Had there been a proper after-action report, the first comment would have been that control was lost on both sides. The captain leading the squad had reacted precipitously, and, leading from the front instead of laying back to think about it, he was one of the first men killed. The rest of the squad was now leaderless but didn't know it. The prowess of the individual soldiers was undiminished, of course, but soldiers are first, last, always, members of teams, each a living, thinking organism whose total strength is far greater than the sum of its parts. Without leadership to direct them, they fell back on training, but that was confused by the sound and the dark. Both groups of men were now intermixed, and the Colombians' lack of training and leadership was less important now as the battle was fought by individuals on one side, and by mutually supporting pairs on the other. It lasted under five confused and bloody minutes. The pairs "won." They killed with abandon and efficiency, then crawled away, eventually rising to race to their rally point while those enemies left alive continued to shoot, mostly at each other. Only five made it to the rally point, three from the assault element and Esteves' two from the support element. Half of the squad was dead, including the captain, the medic, and the radioman. The soldiers still didn't know what they'd run into – through a communications foul-up they hadn't been warned of the Cartel's operations against them. What they did know was bad enough. They headed back to their base camp, collected their packs, and moved out.

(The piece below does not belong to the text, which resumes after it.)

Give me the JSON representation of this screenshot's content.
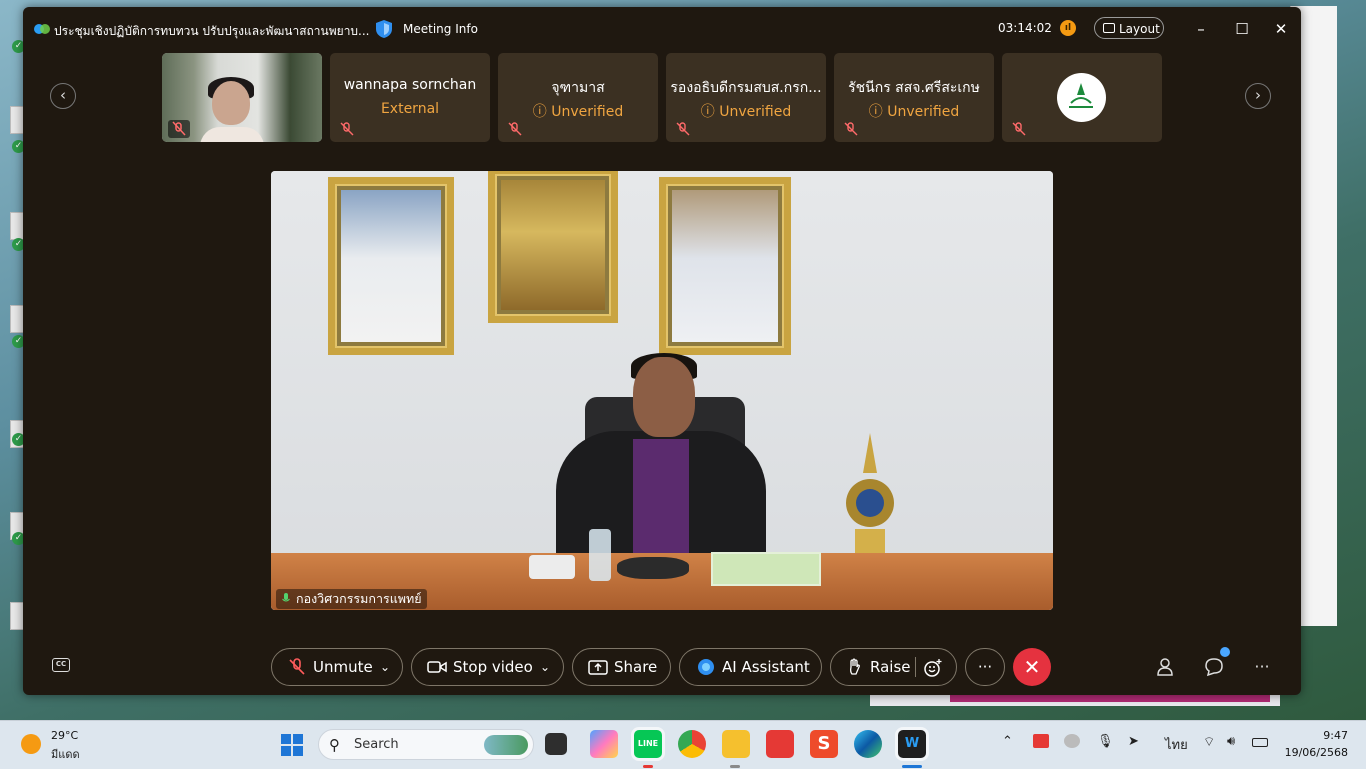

The Colombians knew less and more. They knew that they had killed five Americans – they hadn't found Esteves yet – and that they had lost twenty-six, some of them probably to their own fire. They didn't know if any had gotten away, didn't know the strength of the unit that had attacked them, didn't even know that they had in fact been attacked by Americans at all – the weapons they recovered were mainly American, but the M-16 was popular throughout South America. They, like the men they'd chased away, knew that something terrible had happened. Mainly they grouped together and sat down and threw up and experienced postcombat shock, having learned for the first time that the mere possession of an automatic weapon didn't make one into a god. Shock was gradually replaced by rage as they collected their dead.
Team BANNER – what was left of it – didn't have that luxury. They didn't have time to think about who had won and who had lost. Each of them had learned a shocking lesson about combat. Someone with a better education might have pointed out that the world was not deterministic, but each of the five men from BANNER consoled himself with the bleakest of soldierly observations. Shit happens.